Villinger F, Brar S S, Mayne A, Chikkala N, Ansari A A
Department of Pathology, Emory University School of Medicine, Atlanta, GA 30322, USA.
J Immunol. 1995 Oct 15;155(8):3946-54.
Two major issues severely limit the studies of human recombinant cytokines/growth factors in nonhuman primates. First, assays and reagents specific for the detection and quantitation of human cytokines do not all function when utilized to detect/quantitate the nonhuman primate cytokines. Second, although most of the human cytokines appear to induce similar, if not identical, biologic function when used with cells from nonhuman primates in vitro or in vivo, they invariably induce Ab responses in vivo, precluding their repeated and/or continued use in vivo. Our laboratory has thus initiated studies to clone, sequence, and prepare recombinant cytokines from nonhuman primates and to define assays and reagents for their detection and quantitation at the nucleic acid and protein level. The data that were derived from such studies show that the nonhuman primate cytokines IL-1 alpha, IL-1 beta, IL-2, IL-4, IL-5, IL-6, IL-8, IL-10, IL-12 alpha, IL-12 beta, IL-15, IFN-alpha, IFN-gamma, and TNF-alpha share 93 to 99% homology at the nucleic acid and protein level with the human equivalents. The most prominent differences between human and nonhuman primate cytokine sequences were noted for IL-1 alpha/beta, IL-2, IL-8, IFN-alpha, IFN-gamma, and IL-12 beta. The aligned sequences of cytokines for human and several nonhuman primate species are provided herein, and a phylogenetic analysis of the published sequences of select cytokines from other species, along with those of the nonhuman primates, are described. In addition, comparative analysis of the relative bioactivity of our immunoaffinity-purified recombinant rhesus macaque IL-4, IL-15, and IFN-gamma with commercially available human recombinant cytokines is described herein.
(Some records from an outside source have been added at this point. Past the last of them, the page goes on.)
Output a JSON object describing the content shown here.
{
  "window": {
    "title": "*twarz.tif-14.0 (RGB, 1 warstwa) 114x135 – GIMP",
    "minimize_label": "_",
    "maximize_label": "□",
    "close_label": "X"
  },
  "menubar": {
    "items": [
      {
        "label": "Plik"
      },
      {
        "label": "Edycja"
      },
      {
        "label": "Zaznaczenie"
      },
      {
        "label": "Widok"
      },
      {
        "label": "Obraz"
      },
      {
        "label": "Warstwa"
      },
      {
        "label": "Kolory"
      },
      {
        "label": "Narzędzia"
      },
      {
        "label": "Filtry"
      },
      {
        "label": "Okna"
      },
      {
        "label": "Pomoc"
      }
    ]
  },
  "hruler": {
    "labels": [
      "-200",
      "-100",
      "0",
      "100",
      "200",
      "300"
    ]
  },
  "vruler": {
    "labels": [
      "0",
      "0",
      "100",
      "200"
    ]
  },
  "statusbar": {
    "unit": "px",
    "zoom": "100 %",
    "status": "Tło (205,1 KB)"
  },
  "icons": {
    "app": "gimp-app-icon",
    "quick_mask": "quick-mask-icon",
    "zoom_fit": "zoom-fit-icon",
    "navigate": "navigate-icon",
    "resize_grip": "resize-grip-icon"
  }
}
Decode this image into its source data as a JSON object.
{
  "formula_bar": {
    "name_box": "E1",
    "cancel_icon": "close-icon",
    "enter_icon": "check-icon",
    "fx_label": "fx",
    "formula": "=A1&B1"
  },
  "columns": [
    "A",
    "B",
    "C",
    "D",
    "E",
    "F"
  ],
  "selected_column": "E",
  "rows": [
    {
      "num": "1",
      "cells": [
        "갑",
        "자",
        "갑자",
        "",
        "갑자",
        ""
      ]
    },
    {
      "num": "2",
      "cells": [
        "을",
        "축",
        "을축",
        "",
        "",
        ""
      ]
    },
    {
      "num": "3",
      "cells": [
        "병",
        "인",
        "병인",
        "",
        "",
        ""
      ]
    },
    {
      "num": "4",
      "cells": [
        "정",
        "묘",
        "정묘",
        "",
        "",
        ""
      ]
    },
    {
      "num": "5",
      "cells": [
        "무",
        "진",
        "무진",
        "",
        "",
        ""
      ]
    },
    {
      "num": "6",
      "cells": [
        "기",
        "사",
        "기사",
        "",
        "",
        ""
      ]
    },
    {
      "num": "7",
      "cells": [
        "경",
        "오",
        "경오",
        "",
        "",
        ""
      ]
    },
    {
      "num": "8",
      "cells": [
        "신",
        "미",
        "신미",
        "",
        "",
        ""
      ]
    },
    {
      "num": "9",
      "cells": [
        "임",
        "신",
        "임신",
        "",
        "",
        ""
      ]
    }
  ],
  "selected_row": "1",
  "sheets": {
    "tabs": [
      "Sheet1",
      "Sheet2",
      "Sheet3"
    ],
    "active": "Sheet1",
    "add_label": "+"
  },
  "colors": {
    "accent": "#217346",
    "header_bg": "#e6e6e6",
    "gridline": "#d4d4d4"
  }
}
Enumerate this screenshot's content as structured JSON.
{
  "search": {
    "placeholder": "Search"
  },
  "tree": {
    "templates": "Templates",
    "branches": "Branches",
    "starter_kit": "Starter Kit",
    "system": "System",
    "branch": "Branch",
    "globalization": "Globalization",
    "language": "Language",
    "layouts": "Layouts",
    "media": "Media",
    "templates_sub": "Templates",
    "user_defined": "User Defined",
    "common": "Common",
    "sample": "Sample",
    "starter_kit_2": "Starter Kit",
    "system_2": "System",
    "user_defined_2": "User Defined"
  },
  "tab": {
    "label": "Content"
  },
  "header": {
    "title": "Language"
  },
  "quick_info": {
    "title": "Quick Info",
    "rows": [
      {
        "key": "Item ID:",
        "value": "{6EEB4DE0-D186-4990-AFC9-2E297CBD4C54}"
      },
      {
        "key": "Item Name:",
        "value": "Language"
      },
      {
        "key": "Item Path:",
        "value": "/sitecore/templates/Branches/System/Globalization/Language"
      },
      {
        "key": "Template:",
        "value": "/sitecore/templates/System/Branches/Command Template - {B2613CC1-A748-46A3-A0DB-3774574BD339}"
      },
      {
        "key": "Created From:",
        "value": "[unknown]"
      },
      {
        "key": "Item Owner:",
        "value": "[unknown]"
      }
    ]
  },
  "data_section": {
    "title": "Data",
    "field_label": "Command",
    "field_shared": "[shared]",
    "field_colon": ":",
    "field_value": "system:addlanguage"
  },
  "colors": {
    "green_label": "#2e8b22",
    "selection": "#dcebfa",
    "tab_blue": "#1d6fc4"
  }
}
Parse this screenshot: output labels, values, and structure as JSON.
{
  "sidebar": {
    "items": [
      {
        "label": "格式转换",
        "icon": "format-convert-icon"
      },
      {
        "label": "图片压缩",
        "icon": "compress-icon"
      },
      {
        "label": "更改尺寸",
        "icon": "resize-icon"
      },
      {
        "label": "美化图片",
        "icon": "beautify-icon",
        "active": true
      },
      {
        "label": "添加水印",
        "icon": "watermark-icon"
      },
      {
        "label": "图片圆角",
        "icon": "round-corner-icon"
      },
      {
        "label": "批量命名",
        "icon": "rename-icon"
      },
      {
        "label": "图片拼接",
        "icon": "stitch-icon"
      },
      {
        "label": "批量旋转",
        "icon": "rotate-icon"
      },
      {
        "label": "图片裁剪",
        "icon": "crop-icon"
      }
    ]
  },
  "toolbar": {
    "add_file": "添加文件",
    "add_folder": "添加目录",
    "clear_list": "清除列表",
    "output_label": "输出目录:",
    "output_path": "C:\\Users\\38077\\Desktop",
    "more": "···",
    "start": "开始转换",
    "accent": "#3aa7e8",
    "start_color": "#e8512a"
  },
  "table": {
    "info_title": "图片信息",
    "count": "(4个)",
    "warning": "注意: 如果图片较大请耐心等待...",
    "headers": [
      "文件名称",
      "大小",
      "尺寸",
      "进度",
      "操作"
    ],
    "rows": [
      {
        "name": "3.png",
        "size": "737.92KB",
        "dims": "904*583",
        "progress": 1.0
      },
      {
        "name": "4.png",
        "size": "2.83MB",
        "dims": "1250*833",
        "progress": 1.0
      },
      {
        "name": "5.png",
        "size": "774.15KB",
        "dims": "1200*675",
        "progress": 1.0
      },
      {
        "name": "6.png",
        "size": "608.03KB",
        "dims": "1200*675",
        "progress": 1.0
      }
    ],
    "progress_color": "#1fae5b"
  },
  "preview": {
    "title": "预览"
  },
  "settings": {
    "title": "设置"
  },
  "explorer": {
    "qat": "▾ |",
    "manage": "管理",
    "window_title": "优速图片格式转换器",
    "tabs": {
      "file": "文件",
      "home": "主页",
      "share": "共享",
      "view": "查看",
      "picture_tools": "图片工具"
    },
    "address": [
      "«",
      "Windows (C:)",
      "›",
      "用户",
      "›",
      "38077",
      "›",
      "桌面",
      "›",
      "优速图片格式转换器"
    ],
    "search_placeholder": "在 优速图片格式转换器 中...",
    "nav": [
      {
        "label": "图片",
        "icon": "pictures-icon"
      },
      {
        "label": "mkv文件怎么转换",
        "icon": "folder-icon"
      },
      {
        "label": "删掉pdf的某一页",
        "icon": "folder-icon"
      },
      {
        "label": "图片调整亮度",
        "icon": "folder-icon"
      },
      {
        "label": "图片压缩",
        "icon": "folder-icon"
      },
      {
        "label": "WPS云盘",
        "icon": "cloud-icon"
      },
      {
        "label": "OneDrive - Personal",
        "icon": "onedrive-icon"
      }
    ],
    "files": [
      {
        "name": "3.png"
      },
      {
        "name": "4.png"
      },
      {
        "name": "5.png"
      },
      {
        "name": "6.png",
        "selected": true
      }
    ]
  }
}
两个主要问题严重限制了在非人类灵长类动物中对人类重组细胞因子/生长因子的研究。第一,用于检测和定量人类细胞因子的特异性检测方法和试剂,在用于检测/定量非人类灵长类动物细胞因子时并非都能发挥作用。第二,尽管大多数人类细胞因子在体外或体内与非人类灵长类动物的细胞一起使用时,似乎能诱导相似(即便不是完全相同)的生物学功能,但它们在体内总会诱导抗体反应,这使得它们无法在体内重复和/或持续使用。因此,我们实验室已启动研究,以克隆、测序并制备来自非人类灵长类动物的重组细胞因子,并确定在核酸和蛋白质水平检测和定量它们的检测方法和试剂。这些研究得出的数据表明,非人类灵长类动物的细胞因子白细胞介素-1α(IL-1α)、白细胞介素-1β(IL-1β)、白细胞介素-2(IL-2)、白细胞介素-4(IL-4)、白细胞介素-5(IL-5)、白细胞介素-6(IL-6)、白细胞介素-8(IL-8)、白细胞介素-10(IL-10)、白细胞介素-12α(IL-12α)、白细胞介素-12β(IL-12β)、白细胞介素-15(IL-15)、干扰素-α(IFN-α)、干扰素-γ(IFN-γ)和肿瘤坏死因子-α(TNF-α)在核酸和蛋白质水平与相应的人类细胞因子具有93%至99%的同源性。人类和非人类灵长类动物细胞因子序列之间最显著的差异见于IL-1α/β、IL-2、IL-8、IFN-α、IFN-γ和IL-12β。本文提供了人类和几种非人类灵长类动物物种细胞因子的比对序列,并描述了对来自其他物种以及非人类灵长类动物的选定细胞因子已发表序列的系统发育分析。此外,本文还描述了我们免疫亲和纯化的重组恒河猴IL-4、IL-15和IFN-γ与市售人类重组细胞因子相对生物活性的比较分析。